Кучер Жозеф крепко спал на козлах, поджидая господ. Пришлось его будить. Виктория покатила, увлекаемая рысцой старой лошади. Булонский лес был почти безлюден. Когда коляска выехала к озеру, от деревьев повеяло мягкой ночной прохладой. Вода мерцала меж стволов. Все трое молчали. Месье Клаврэ вспоминал маленьких золотых танцовщиц. Они казались ему уменьшенными, крохотными, словно они уже достигли своего далекого острова. Андрэ де Клерси о чем-то думал, а Пьер тихо повторял: «Ромэна Мирмо, Ромэна Мирмо».
И это имя отдавалось в его уме с какой-то особой, таинственной звучностью…
II
Месье Антуан Клаврэ жил в Париже, на улице Тур-де-Дам, в доме, где он родился и где ему, по всей вероятности, суждено было умереть, подобно тому как в нем умерли его родители, месье Жюль Клаврэ, его отец, директор департамента в министерстве культов, и Эрнестина Клаврэ, его мать, рожденная Тюилье. И Тюилье, и Клаврэ были старые парижские фамилии, принадлежавшие к крупной служилой и торговой буржуазии. Таким образом, ничто, казалось бы, не предрасполагало молодого Клаврэ к тому, что стало для него основным влечением в жизни.

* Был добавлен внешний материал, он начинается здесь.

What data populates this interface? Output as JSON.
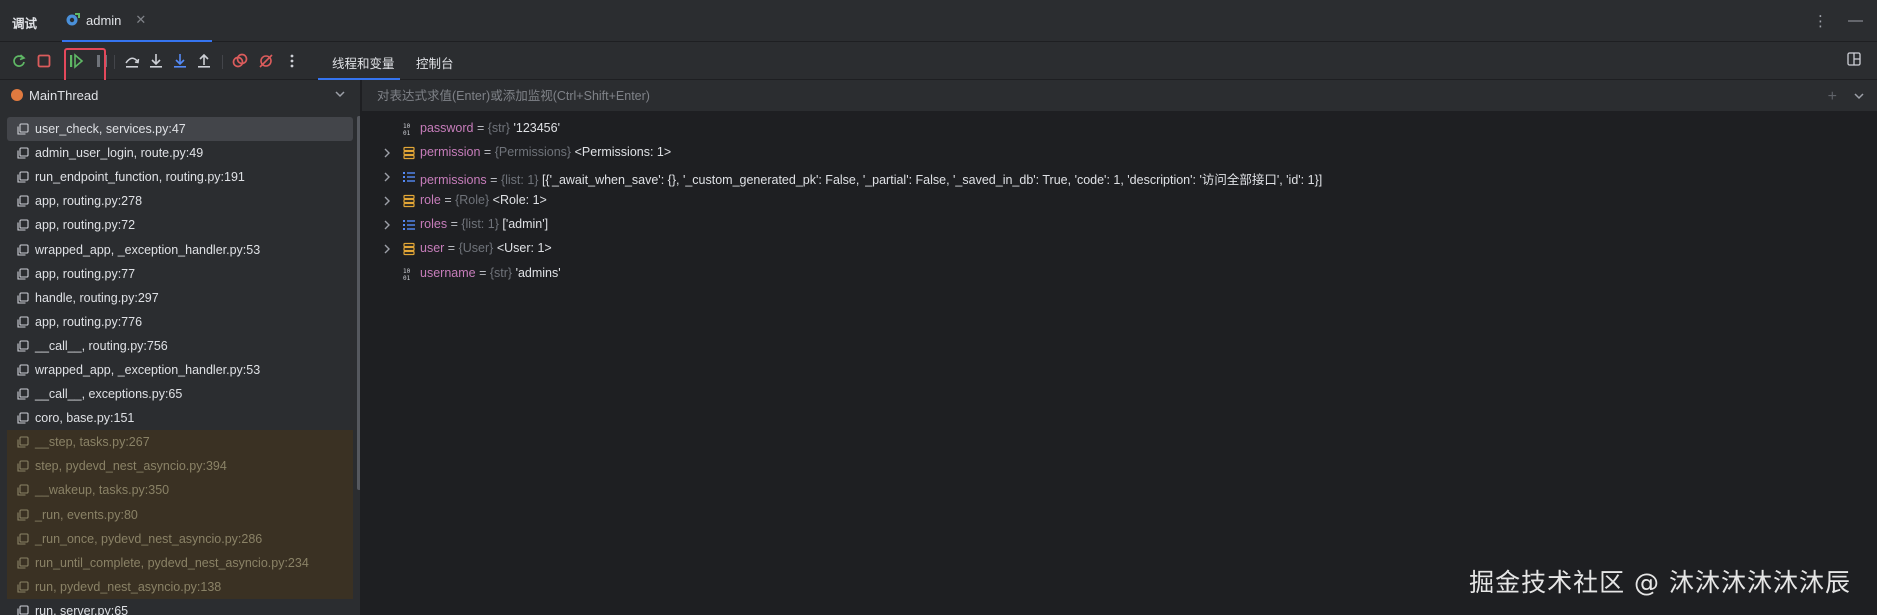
{
  "titlebar": {
    "panel_title": "调试",
    "session_tab": "admin",
    "close_glyph": "✕",
    "more_glyph": "⋮",
    "minimize_glyph": "—"
  },
  "toolbar": {
    "buttons": [
      "rerun-icon",
      "stop-icon",
      "resume-icon",
      "pause-icon",
      "step-over-icon",
      "step-into-icon",
      "step-into-my-code-icon",
      "step-out-icon",
      "view-breakpoints-icon",
      "mute-breakpoints-icon",
      "more-icon"
    ],
    "tabs": {
      "threads": "线程和变量",
      "console": "控制台"
    }
  },
  "threads": {
    "selected": "MainThread",
    "frames": [
      {
        "label": "user_check, services.py:47",
        "state": "selected"
      },
      {
        "label": "admin_user_login, route.py:49",
        "state": "normal"
      },
      {
        "label": "run_endpoint_function, routing.py:191",
        "state": "normal"
      },
      {
        "label": "app, routing.py:278",
        "state": "normal"
      },
      {
        "label": "app, routing.py:72",
        "state": "normal"
      },
      {
        "label": "wrapped_app, _exception_handler.py:53",
        "state": "normal"
      },
      {
        "label": "app, routing.py:77",
        "state": "normal"
      },
      {
        "label": "handle, routing.py:297",
        "state": "normal"
      },
      {
        "label": "app, routing.py:776",
        "state": "normal"
      },
      {
        "label": "__call__, routing.py:756",
        "state": "normal"
      },
      {
        "label": "wrapped_app, _exception_handler.py:53",
        "state": "normal"
      },
      {
        "label": "__call__, exceptions.py:65",
        "state": "normal"
      },
      {
        "label": "coro, base.py:151",
        "state": "normal"
      },
      {
        "label": "__step, tasks.py:267",
        "state": "lib"
      },
      {
        "label": "step, pydevd_nest_asyncio.py:394",
        "state": "lib"
      },
      {
        "label": "__wakeup, tasks.py:350",
        "state": "lib"
      },
      {
        "label": "_run, events.py:80",
        "state": "lib"
      },
      {
        "label": "_run_once, pydevd_nest_asyncio.py:286",
        "state": "lib"
      },
      {
        "label": "run_until_complete, pydevd_nest_asyncio.py:234",
        "state": "lib"
      },
      {
        "label": "run, pydevd_nest_asyncio.py:138",
        "state": "lib"
      },
      {
        "label": "run, server.py:65",
        "state": "normal"
      }
    ]
  },
  "watch": {
    "placeholder": "对表达式求值(Enter)或添加监视(Ctrl+Shift+Enter)",
    "add_glyph": "+"
  },
  "variables": [
    {
      "name": "password",
      "type": "{str}",
      "value": "'123456'",
      "icon": "primitive-icon",
      "expandable": false
    },
    {
      "name": "permission",
      "type": "{Permissions}",
      "value": "<Permissions: 1>",
      "icon": "object-icon",
      "expandable": true
    },
    {
      "name": "permissions",
      "type": "{list: 1}",
      "value": "[{'_await_when_save': {}, '_custom_generated_pk': False, '_partial': False, '_saved_in_db': True, 'code': 1, 'description': '访问全部接口', 'id': 1}]",
      "icon": "list-icon",
      "expandable": true
    },
    {
      "name": "role",
      "type": "{Role}",
      "value": "<Role: 1>",
      "icon": "object-icon",
      "expandable": true
    },
    {
      "name": "roles",
      "type": "{list: 1}",
      "value": "['admin']",
      "icon": "list-icon",
      "expandable": true
    },
    {
      "name": "user",
      "type": "{User}",
      "value": "<User: 1>",
      "icon": "object-icon",
      "expandable": true
    },
    {
      "name": "username",
      "type": "{str}",
      "value": "'admins'",
      "icon": "primitive-icon",
      "expandable": false
    }
  ],
  "colors": {
    "accent": "#3574f0",
    "highlight": "#e4485b",
    "thread_dot": "#e07a3f",
    "var_name": "#c77dbb"
  },
  "watermark": "掘金技术社区 @ 沐沐沐沐沐沐辰"
}
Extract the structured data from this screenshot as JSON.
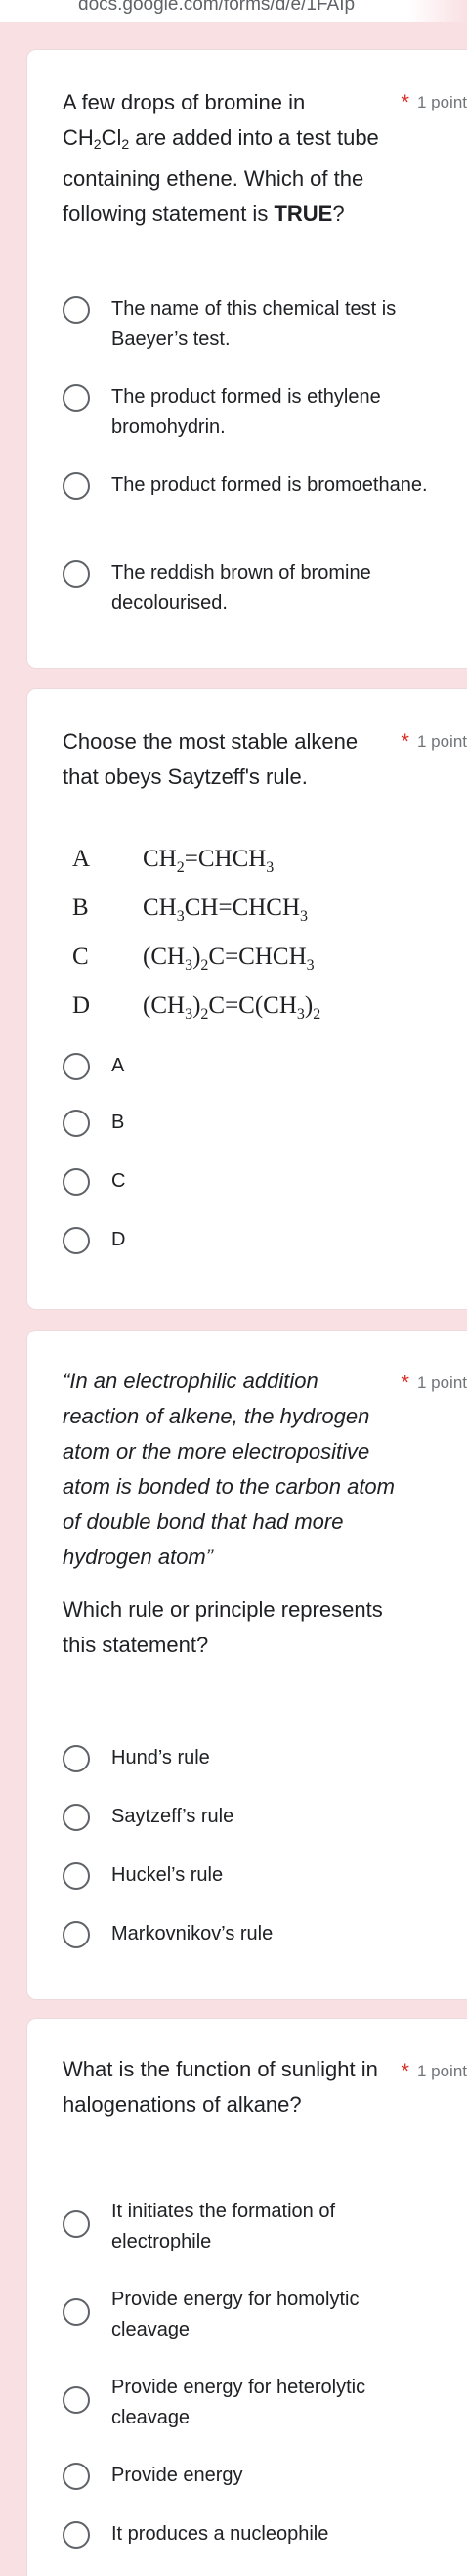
{
  "browser": {
    "url": "docs.google.com/forms/d/e/1FAIp"
  },
  "points_label": "1 point",
  "required_mark": "*",
  "questions": [
    {
      "title_prefix": "A few drops of bromine in",
      "title_formula": [
        "CH",
        "2",
        "Cl",
        "2"
      ],
      "title_rest": " are added into a test tube containing ethene.  Which of the following statement is ",
      "title_strong": "TRUE",
      "title_end": "?",
      "options": [
        "The name of this chemical test is Baeyer’s test.",
        "The product formed is ethylene bromohydrin.",
        "The product formed is bromoethane.",
        "The reddish brown of bromine decolourised."
      ]
    },
    {
      "title": "Choose the most stable alkene that obeys Saytzeff's rule.",
      "table": [
        {
          "letter": "A",
          "formula": [
            "CH",
            "2",
            "=CHCH",
            "3",
            ""
          ]
        },
        {
          "letter": "B",
          "formula": [
            "CH",
            "3",
            "CH=CHCH",
            "3",
            ""
          ]
        },
        {
          "letter": "C",
          "formula": [
            "(CH",
            "3",
            ")",
            "2",
            "C=CHCH",
            "3",
            ""
          ]
        },
        {
          "letter": "D",
          "formula": [
            "(CH",
            "3",
            ")",
            "2",
            "C=C(CH",
            "3",
            ")",
            "2",
            ""
          ]
        }
      ],
      "options": [
        "A",
        "B",
        "C",
        "D"
      ]
    },
    {
      "quote": "“In an electrophilic addition reaction of alkene, the hydrogen atom or the more electropositive atom is bonded to the carbon atom of double bond that had more hydrogen atom”",
      "title": "Which rule or principle represents this statement?",
      "options": [
        "Hund’s rule",
        "Saytzeff’s rule",
        "Huckel’s rule",
        "Markovnikov’s rule"
      ]
    },
    {
      "title": "What is the function of sunlight in halogenations of alkane?",
      "options": [
        "It initiates the formation of electrophile",
        "Provide energy for homolytic cleavage",
        "Provide energy for heterolytic cleavage",
        "Provide energy",
        "It produces a nucleophile"
      ]
    }
  ]
}
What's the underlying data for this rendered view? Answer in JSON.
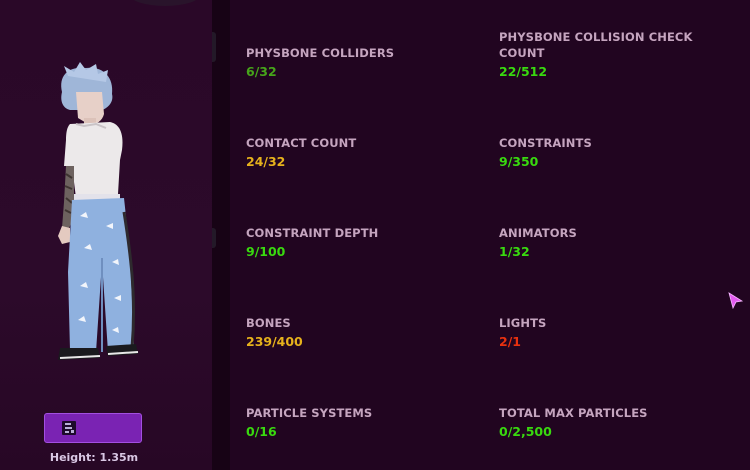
{
  "avatar": {
    "height_label": "Height: 1.35m"
  },
  "colors": {
    "ok": "#39d90f",
    "good": "#46a41a",
    "medium": "#e6b21c",
    "exceeded": "#e8310f",
    "label": "#c5a5bf"
  },
  "stats": [
    {
      "label": "PHYSBONE COLLIDERS",
      "value": "6/32",
      "status": "good"
    },
    {
      "label": "PHYSBONE COLLISION CHECK COUNT",
      "value": "22/512",
      "status": "ok"
    },
    {
      "label": "CONTACT COUNT",
      "value": "24/32",
      "status": "medium"
    },
    {
      "label": "CONSTRAINTS",
      "value": "9/350",
      "status": "ok"
    },
    {
      "label": "CONSTRAINT DEPTH",
      "value": "9/100",
      "status": "ok"
    },
    {
      "label": "ANIMATORS",
      "value": "1/32",
      "status": "ok"
    },
    {
      "label": "BONES",
      "value": "239/400",
      "status": "medium"
    },
    {
      "label": "LIGHTS",
      "value": "2/1",
      "status": "exceeded"
    },
    {
      "label": "PARTICLE SYSTEMS",
      "value": "0/16",
      "status": "ok"
    },
    {
      "label": "TOTAL MAX PARTICLES",
      "value": "0/2,500",
      "status": "ok"
    }
  ]
}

Действительно, Антуан Клаврэ с детских лет питал страсть к путешествиям. Откуда взялась у него эта страсть? Он сам этого не знал, но чуть ли не с той самой поры, докуда простирались его воспоминания, он помнил себя читающим книги об экспедициях, рассказы о приключениях и открытиях, перелистывающим атласы, карты. У него все еще хранилась большая карта полушарий, которую ему подарил отец, когда ему было лет девять или десять, и вожделенное обладание которой было одним из самых сильных наслаждений его жизни. Наряду с картой он также бережно хранил растрепанный, затасканный, испачканный — столько раз он читался и перечитывался — экземпляр «Робинзона Крузо». Эта карта полушарий и этот «Робинзон» были, по его словам, единственными предметами, которые ему хотелось бы взять с собой в могилу, когда придет время окончательно вернуться в ту самую землю, по которой он столько постранствовал в своем воображении!